Il y a peu de conflits américains récents dans la base de données. Une telle violence s’est atténuée, explique Gleick, en partie parce que les lois et les institutions américaines sont plus fortes qu’elles ne l’étaient autrefois.

« Nous nous sommes tournés vers les tribunaux », a déclaré Gleick. « Et même s’il y a encore trop de conflits autour de l’eau, mieux vaut se battre avec des avocats que se battre avec des armes. »

À l’échelle mondiale, de nombreux conflits déclenchés par l’eau surviennent là où les institutions sont faibles, où la gestion de l’eau est mauvaise, où les droits sur l’eau sont contestés ou où les lois sont injustement appliquées. Une solution, a-t-il déclaré, « consiste à garantir que chacun ait accès à l’eau potable et à l’assainissement, réponde à ses besoins fondamentaux, et que les institutions chargées du partage et de l’allocation des ressources en eau, ainsi que de la résolution des différends concernant les ressources en eau, soient solides ».

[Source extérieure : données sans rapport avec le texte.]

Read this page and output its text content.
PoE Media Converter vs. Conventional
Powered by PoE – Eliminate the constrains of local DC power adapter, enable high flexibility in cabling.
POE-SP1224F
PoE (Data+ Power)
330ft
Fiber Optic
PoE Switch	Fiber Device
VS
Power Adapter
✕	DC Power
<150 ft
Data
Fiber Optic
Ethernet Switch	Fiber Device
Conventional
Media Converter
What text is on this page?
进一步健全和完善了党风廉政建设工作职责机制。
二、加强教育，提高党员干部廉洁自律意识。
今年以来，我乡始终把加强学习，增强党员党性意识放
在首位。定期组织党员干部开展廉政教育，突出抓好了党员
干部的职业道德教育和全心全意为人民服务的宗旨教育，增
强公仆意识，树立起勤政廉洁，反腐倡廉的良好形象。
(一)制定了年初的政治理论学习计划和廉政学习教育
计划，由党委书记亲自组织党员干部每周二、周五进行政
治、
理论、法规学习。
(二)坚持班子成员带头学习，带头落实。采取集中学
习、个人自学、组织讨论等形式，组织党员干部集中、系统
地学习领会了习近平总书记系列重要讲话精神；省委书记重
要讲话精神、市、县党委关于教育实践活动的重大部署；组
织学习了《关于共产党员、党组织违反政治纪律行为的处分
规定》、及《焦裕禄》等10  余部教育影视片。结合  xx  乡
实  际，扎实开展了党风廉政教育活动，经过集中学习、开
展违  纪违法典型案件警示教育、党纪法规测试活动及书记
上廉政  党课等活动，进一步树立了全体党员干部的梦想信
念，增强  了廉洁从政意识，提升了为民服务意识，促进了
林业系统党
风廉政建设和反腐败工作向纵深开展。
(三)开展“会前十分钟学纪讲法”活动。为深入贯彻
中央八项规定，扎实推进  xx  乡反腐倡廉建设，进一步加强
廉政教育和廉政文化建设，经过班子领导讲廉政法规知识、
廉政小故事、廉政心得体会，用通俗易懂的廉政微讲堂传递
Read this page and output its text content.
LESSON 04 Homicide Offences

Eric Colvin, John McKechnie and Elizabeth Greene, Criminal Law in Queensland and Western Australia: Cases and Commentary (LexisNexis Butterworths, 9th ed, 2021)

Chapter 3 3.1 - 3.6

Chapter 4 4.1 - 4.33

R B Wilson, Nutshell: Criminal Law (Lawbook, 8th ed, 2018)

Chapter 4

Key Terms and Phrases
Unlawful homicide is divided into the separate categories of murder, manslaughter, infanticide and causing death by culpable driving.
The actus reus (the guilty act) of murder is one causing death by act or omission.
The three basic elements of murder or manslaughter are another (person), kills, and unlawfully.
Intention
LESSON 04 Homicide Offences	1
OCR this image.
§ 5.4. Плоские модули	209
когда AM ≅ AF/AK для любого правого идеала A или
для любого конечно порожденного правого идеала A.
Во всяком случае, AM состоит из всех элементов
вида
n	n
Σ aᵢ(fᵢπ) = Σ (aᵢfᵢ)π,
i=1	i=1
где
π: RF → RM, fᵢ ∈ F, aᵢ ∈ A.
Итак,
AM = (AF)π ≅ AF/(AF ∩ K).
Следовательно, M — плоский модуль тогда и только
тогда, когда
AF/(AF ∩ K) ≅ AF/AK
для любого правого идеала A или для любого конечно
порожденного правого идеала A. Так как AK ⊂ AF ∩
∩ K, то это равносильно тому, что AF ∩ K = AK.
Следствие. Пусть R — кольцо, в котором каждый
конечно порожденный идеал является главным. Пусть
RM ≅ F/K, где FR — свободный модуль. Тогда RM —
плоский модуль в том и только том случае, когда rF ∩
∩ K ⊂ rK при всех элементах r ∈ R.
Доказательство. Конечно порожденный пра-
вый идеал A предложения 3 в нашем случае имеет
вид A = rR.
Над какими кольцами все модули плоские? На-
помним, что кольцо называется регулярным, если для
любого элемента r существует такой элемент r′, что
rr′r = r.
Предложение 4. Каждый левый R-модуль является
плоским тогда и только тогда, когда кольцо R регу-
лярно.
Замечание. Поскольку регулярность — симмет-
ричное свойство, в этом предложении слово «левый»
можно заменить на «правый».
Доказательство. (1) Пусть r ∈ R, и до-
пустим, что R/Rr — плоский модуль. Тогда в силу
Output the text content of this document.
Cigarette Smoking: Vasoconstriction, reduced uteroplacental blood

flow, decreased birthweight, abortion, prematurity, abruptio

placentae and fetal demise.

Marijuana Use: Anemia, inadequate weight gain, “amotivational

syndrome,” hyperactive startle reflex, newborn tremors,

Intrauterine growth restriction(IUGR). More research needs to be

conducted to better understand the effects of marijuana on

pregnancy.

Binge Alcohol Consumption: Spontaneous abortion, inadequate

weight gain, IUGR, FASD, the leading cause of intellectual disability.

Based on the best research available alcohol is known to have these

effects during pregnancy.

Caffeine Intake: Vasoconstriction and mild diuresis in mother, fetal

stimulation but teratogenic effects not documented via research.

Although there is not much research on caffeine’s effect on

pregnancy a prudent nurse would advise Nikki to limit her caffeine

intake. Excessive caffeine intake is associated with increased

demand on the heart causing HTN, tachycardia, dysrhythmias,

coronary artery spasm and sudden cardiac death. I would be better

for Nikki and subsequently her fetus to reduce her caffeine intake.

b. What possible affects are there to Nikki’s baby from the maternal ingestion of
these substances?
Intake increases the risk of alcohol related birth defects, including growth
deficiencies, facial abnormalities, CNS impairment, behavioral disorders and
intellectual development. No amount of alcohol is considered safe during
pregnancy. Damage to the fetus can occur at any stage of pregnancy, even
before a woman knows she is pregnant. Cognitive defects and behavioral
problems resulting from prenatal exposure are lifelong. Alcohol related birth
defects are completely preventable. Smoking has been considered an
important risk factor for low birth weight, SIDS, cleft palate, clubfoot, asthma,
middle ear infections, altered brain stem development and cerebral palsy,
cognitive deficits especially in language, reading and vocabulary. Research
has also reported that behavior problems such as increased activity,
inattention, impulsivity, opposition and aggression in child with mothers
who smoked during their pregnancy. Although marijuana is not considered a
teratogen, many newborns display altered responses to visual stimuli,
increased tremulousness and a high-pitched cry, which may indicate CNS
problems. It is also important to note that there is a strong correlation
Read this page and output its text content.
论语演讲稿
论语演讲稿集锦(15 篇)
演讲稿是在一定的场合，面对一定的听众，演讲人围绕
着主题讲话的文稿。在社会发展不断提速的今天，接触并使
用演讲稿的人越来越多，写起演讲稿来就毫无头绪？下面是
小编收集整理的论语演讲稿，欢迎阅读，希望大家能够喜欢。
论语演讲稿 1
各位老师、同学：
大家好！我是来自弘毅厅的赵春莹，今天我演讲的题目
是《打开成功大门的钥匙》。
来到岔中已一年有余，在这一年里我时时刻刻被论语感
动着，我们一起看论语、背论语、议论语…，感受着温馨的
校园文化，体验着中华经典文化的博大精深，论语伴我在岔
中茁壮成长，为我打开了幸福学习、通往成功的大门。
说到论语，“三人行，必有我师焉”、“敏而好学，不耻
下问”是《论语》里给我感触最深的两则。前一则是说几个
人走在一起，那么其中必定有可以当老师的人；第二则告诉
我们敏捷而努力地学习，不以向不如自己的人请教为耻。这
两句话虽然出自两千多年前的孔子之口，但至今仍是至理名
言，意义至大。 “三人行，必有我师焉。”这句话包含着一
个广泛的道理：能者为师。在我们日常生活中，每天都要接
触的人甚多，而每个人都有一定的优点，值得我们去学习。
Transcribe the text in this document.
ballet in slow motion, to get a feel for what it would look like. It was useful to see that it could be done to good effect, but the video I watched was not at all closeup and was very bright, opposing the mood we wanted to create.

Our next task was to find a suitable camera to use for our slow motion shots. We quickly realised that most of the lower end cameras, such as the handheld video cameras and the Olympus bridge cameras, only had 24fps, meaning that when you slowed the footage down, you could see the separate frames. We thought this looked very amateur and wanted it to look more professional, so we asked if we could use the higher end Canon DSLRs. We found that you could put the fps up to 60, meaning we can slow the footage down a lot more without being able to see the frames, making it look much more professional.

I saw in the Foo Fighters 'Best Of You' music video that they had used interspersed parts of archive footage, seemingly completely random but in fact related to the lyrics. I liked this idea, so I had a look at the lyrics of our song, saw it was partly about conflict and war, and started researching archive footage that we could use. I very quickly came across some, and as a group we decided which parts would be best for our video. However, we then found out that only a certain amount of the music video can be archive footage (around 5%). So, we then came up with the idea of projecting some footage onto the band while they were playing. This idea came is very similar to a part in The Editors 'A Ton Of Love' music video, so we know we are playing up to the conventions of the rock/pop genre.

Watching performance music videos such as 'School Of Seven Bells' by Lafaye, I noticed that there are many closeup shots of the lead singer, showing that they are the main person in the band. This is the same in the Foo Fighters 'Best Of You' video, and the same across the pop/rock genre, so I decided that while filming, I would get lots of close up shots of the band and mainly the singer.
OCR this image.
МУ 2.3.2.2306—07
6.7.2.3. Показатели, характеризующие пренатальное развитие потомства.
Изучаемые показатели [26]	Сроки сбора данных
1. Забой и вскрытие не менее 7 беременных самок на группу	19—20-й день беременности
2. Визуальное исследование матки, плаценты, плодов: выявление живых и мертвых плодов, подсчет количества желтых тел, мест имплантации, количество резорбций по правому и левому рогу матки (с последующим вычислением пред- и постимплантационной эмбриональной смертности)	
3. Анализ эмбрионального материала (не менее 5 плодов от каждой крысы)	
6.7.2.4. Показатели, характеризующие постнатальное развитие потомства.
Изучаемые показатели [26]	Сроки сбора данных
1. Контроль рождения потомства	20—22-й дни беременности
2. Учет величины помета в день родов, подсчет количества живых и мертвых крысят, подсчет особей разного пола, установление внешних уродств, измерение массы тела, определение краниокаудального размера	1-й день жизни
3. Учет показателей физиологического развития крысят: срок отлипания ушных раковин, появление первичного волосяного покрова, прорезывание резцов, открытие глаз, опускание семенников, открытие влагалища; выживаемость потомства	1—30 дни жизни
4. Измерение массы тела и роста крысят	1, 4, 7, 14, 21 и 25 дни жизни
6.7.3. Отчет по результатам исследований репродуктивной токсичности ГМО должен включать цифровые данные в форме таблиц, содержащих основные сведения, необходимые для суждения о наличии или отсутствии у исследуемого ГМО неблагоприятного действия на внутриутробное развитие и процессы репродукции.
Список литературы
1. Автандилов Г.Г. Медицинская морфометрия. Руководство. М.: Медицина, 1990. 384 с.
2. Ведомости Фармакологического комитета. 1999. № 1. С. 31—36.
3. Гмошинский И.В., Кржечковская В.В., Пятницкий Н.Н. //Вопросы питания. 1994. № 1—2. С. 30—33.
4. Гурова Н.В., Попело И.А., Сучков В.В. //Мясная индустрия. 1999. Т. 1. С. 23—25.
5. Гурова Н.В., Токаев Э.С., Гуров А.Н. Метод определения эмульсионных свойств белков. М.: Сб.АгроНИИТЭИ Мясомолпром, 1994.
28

Dans le livre, Gleick écrit que notre époque, qu’il appelle le deuxième âge de l’eau, touche à sa fin dans une série de crises. Il propose sa vision sur la manière d’évoluer vers un troisième âge de l’eau plus durable et plus pacifique, appelant à de multiples solutions, telles que mettre fin à la « pauvreté en eau » pour ceux qui n’ont pas accès à l’eau potable, mener une « révolution de l’efficacité » dans le domaine de l’eau. l’utilisation, la réforme des institutions de l’eau et la conclusion de davantage d’accords de partage de l’eau entre les pays.

« Le point primordial est que ce qui semble être une tendance croissante à la violence associée à l’eau est un symptôme des vastes crises de l’eau auxquelles nous sommes confrontés », a déclaré Gleick. « Mais c’est aussi l’occasion de s’attaquer aux problèmes sous-jacents de la pauvreté en eau, des institutions médiocres, de la faiblesse de la gouvernance, de l’accès inéquitable à l’eau et des lois sur l’eau insuffisamment appliquées. Et si nous pouvons relever ces défis, nous avons réellement l’opportunité de réduire la violence. associés aux problèmes d’eau.

2024 Los Angeles Times. Distribué par Tribune Content Agency, LLC.